With authentic family, friends and work environment you don’t have to fear your emotional reaction (remember to be appropriate though). They know and you know that this argument or disagreement is just purifying and clearing things. You come to meet each other more authentic, you come to know each other deeper. Once you are that trusting that you are able to argue with someone you in fact show them that you are trusting them not to leave you even at their “weakest” moment. Weakest meaning that they might have this emotional reaction due to their immaturity, or misconceived perception (like victim-hood, guilt etc.). You trust that other part so much that you don’t fear of loosing them or their love. This authenticity will boost yours or their or both of your self-confidence and your need to be accepted, admired or honored.

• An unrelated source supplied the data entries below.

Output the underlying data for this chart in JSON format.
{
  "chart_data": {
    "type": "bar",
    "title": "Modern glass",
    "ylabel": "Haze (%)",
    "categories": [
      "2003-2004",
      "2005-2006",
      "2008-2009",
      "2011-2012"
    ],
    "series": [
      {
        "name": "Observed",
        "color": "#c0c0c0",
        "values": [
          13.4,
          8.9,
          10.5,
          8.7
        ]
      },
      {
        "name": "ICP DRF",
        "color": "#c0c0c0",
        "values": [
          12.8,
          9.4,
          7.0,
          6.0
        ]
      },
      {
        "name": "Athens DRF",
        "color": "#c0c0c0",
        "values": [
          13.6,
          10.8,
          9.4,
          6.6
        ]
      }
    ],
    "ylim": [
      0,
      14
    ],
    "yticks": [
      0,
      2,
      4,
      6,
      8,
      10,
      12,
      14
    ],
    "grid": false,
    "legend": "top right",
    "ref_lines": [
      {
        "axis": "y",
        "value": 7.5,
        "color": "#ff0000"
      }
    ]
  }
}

In fact these are the principles of a true mature parent/friend/co-worker. Because authentic loving parent/friend/co-worker will not please you, they will not do things for you if you are capable to do them for yourself. Their support will help you to find your confidence if you fall. Their trust in you will help you to trust yourself when you lose trust in yourself. They will tell straight if they see something you do or are about to do is not healthy (be discerning with this though). Know when they mean the best for you and know when they are trying to manipulate (if they are not mature parents/friends/co-workers). You will know who they are, if in general they behave supportive, loving, coaching/guiding ways. You know that your best of interest is their best of interest too. You know it from the ways how they listen and try to ask questions to give you best possible coaching and guidance they are able to. Their thought process becomes transparent to you. True parent/friend/co-worker or any authentic partner you have will reveal their authenticity by admitting they are not perfect and ask for forgiveness when they have been rude, shouted, argued or even disappointed you. That is true compassion and empathy. They are true to themselves and true to you.
Let’s mature! We got this lifetime now, let us not repeat our ancestral destructive ways to educate ourselves, our children or our partners in life. We are the change. This is our time to make it happen.